Routes are planned according to the age and ability of those who come along, a flat route out to Kirkintilloch is good for children, while other cycle paths along the canal can lead off to Kelvingrove, Spiers Wharf, or as far as Clydebank.
“We are trying to break down barriers – to let people see that it can be a safe place to visit, and it is such a good link to get around the city,” says Claudio.
There is no booking system for Saturday cycling and Tuesday canoeing sessions that operate on a first come, first served basis and anyone is welcome.
Just wear appropriate clothing and bring something to eat for when the group stops for a break, Claudio can supply helmets and bikes for everyone aged eight and upwards.
“The canal can become an outdoor gym, it’s a fantastic resource,” says Claudio. “When I was younger I did a lot of cycling but as you get older and learn to drive you get lazy. When I got this job I started doing more cycling and realised how good it was: it’s a viable means of transport, you save a fortune on petrol, you get fresh air and improve your fitness at the same time.

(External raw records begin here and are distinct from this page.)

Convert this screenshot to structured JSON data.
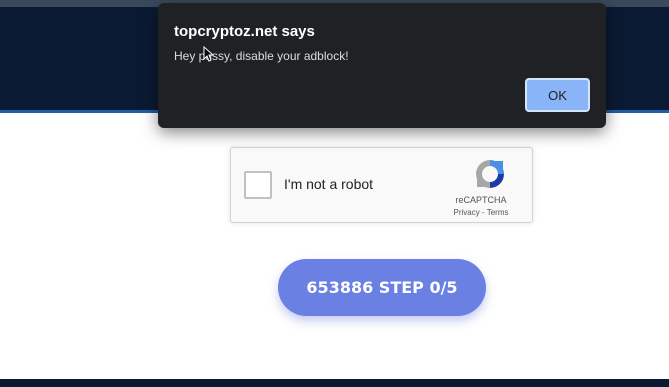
{
  "alert": {
    "title": "topcryptoz.net says",
    "message": "Hey pussy, disable your adblock!",
    "ok_label": "OK"
  },
  "recaptcha": {
    "label": "I'm not a robot",
    "brand": "reCAPTCHA",
    "privacy": "Privacy",
    "separator": " - ",
    "terms": "Terms"
  },
  "step_button": {
    "label": "653886 STEP 0/5"
  },
  "colors": {
    "header_bg": "#0b1a33",
    "button_bg": "#6a80e3",
    "alert_bg": "#202124",
    "alert_ok_bg": "#8ab4f8"
  }
}
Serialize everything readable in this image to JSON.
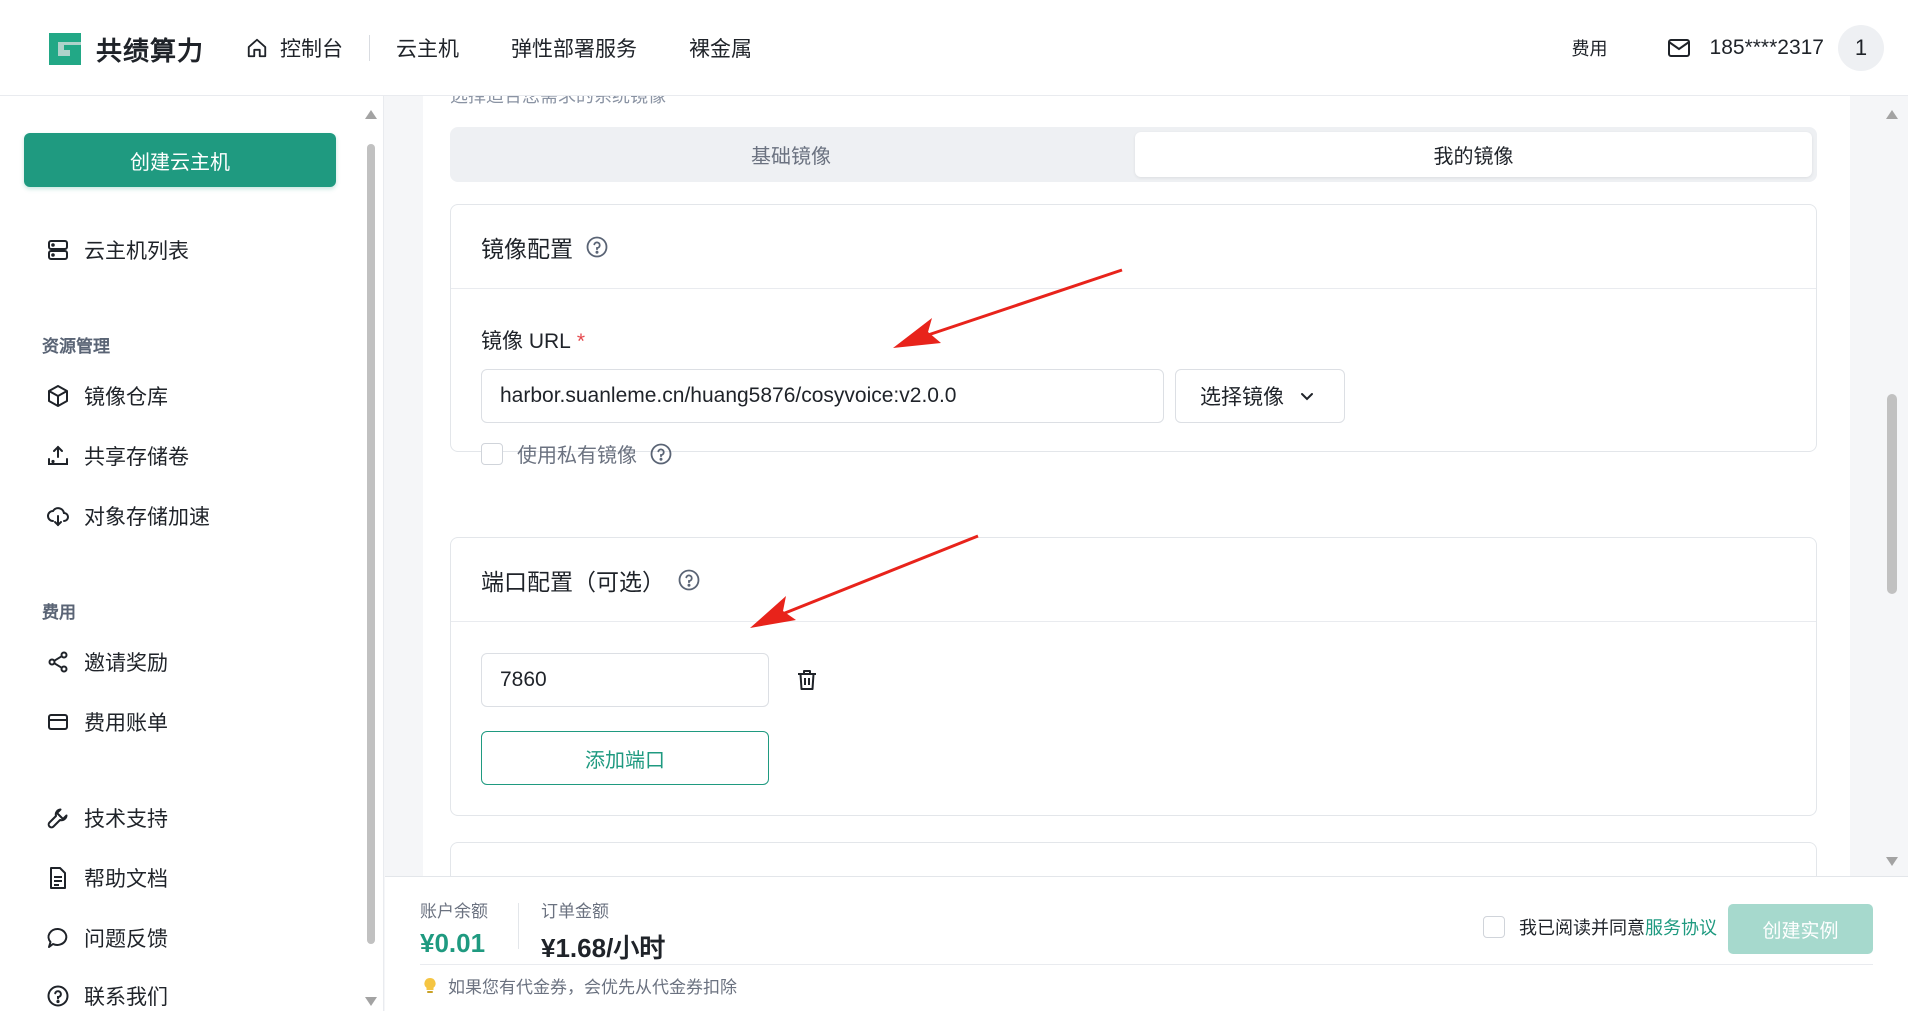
{
  "header": {
    "brand": "共绩算力",
    "nav": [
      {
        "label": "控制台",
        "icon": "home-icon"
      },
      {
        "label": "云主机"
      },
      {
        "label": "弹性部署服务"
      },
      {
        "label": "裸金属"
      }
    ],
    "fee_label": "费用",
    "phone": "185****2317",
    "avatar": "1"
  },
  "sidebar": {
    "create_label": "创建云主机",
    "list_label": "云主机列表",
    "group_resources": "资源管理",
    "resources": [
      {
        "label": "镜像仓库",
        "icon": "cube-icon"
      },
      {
        "label": "共享存储卷",
        "icon": "upload-icon"
      },
      {
        "label": "对象存储加速",
        "icon": "cloud-sync-icon"
      }
    ],
    "group_fees": "费用",
    "fees": [
      {
        "label": "邀请奖励",
        "icon": "share-icon"
      },
      {
        "label": "费用账单",
        "icon": "card-icon"
      }
    ],
    "support": [
      {
        "label": "技术支持",
        "icon": "wrench-icon"
      },
      {
        "label": "帮助文档",
        "icon": "document-icon"
      },
      {
        "label": "问题反馈",
        "icon": "chat-icon"
      },
      {
        "label": "联系我们",
        "icon": "question-icon"
      }
    ]
  },
  "main": {
    "subtitle": "选择适合您需求的系统镜像",
    "tabs": [
      {
        "label": "基础镜像",
        "active": false
      },
      {
        "label": "我的镜像",
        "active": true
      }
    ],
    "image_config": {
      "title": "镜像配置",
      "url_label": "镜像 URL",
      "required_mark": "*",
      "url_value": "harbor.suanleme.cn/huang5876/cosyvoice:v2.0.0",
      "select_label": "选择镜像",
      "private_label": "使用私有镜像"
    },
    "port_config": {
      "title": "端口配置（可选）",
      "port_value": "7860",
      "add_label": "添加端口"
    }
  },
  "footer": {
    "balance_label": "账户余额",
    "balance_value": "¥0.01",
    "order_label": "订单金额",
    "order_value": "¥1.68/小时",
    "agree_prefix": "我已阅读并同意",
    "agree_link": "服务协议",
    "create_label": "创建实例",
    "tip": "如果您有代金券，会优先从代金券扣除"
  },
  "colors": {
    "brand": "#1f9a80",
    "brand_disabled": "#a6d9cd",
    "annotation_arrow": "#e8231b"
  }
}
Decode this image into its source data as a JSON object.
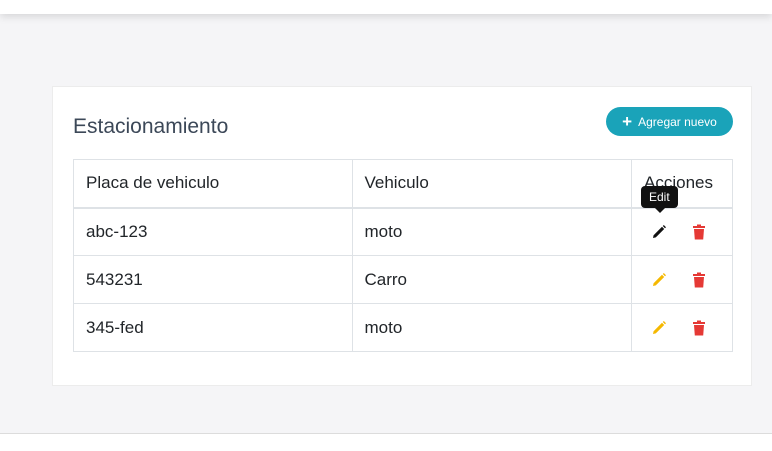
{
  "card": {
    "title": "Estacionamiento",
    "add_button_label": "Agregar nuevo"
  },
  "table": {
    "headers": [
      "Placa de vehiculo",
      "Vehiculo",
      "Acciones"
    ],
    "rows": [
      {
        "placa": "abc-123",
        "vehiculo": "moto"
      },
      {
        "placa": "543231",
        "vehiculo": "Carro"
      },
      {
        "placa": "345-fed",
        "vehiculo": "moto"
      }
    ]
  },
  "tooltip": {
    "text": "Edit"
  },
  "icons": {
    "add": "plus-icon",
    "edit": "pencil-icon",
    "delete": "trash-icon"
  },
  "colors": {
    "accent": "#1aa3b9",
    "edit": "#f5b800",
    "edit_hover": "#111111",
    "delete": "#e53935"
  }
}
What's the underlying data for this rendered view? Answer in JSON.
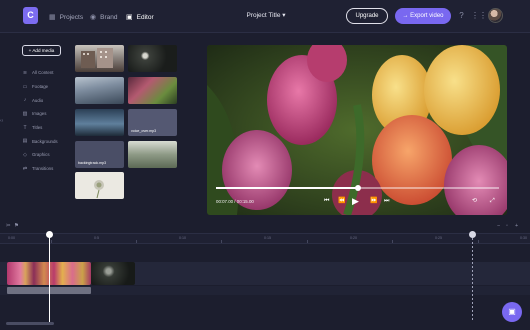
{
  "header": {
    "logo_letter": "C",
    "nav": [
      {
        "label": "Projects",
        "icon": "grid-icon"
      },
      {
        "label": "Brand",
        "icon": "brand-icon"
      },
      {
        "label": "Editor",
        "icon": "film-icon"
      }
    ],
    "project_title": "Project Title ▾",
    "upgrade_label": "Upgrade",
    "export_label": "→ Export video"
  },
  "sidebar": {
    "add_media_label": "+ Add media",
    "items": [
      {
        "label": "All Content",
        "icon": "layers-icon"
      },
      {
        "label": "Footage",
        "icon": "film-icon"
      },
      {
        "label": "Audio",
        "icon": "music-icon"
      },
      {
        "label": "Images",
        "icon": "image-icon"
      },
      {
        "label": "Titles",
        "icon": "text-icon"
      },
      {
        "label": "Backgrounds",
        "icon": "background-icon"
      },
      {
        "label": "Graphics",
        "icon": "shapes-icon"
      },
      {
        "label": "Transitions",
        "icon": "transition-icon"
      }
    ]
  },
  "media": {
    "labels": {
      "t5": "voice_over.mp3",
      "t7": "backingtrack.mp3"
    }
  },
  "preview": {
    "timecode": "00:07.00 / 00:15.00",
    "progress": 0.47
  },
  "timeline": {
    "ruler_labels": [
      "0:00",
      "0:5",
      "0:10",
      "0:15",
      "0:20",
      "0:25",
      "0:30"
    ],
    "playhead_time": "0:1"
  },
  "colors": {
    "accent": "#7968f0",
    "background": "#1c1e2e"
  }
}
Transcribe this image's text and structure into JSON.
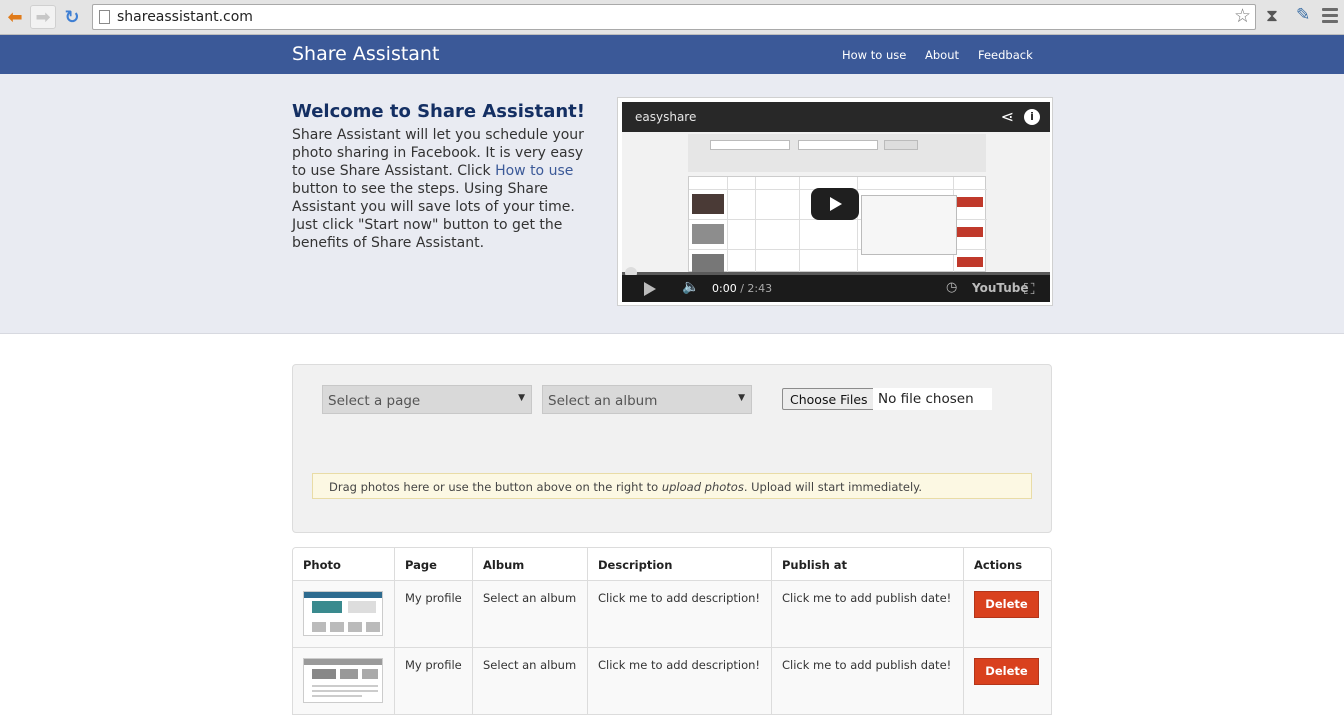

“You also see a lot of different things you wouldn’t if you were in a car – the scenery and the wildlife.”
Claudio and his team of volunteers also take out local groups, including Phoenix Futures which offers help to those who have suffered from addiction problems, as well as Abercorn Secondary School, a special needs school in Cowcaddens.
Look out for Claudio’s Dr Bike repair service at open days around the Lambhill area and at Lambhill Stables. He can offer help and advice as well as a comprehensive repairs service.
The Forth and Clyde Canal offers a fantastic venue for leisure and exercise, says Alasdair Smart, waterway manager at Scottish Canals.
“The Commonwealth Games may be over, but now is a great time for the people of Glasgow to make the most of their legacy and take some simple, easy steps to get active.
“The Evening Times’ Active 2014 campaign shows just how many ways there are to keep fit and healthy in our great city and how even the smallest change in activity and lifestyle can make a huge difference. Scottish Canals is proud to support the campaign and we hope to see the people of Glasgow following Claudio’s lead, engaging their pedal or paddle power and tackling the towpaths and waters of the Forth and Clyde Canal.”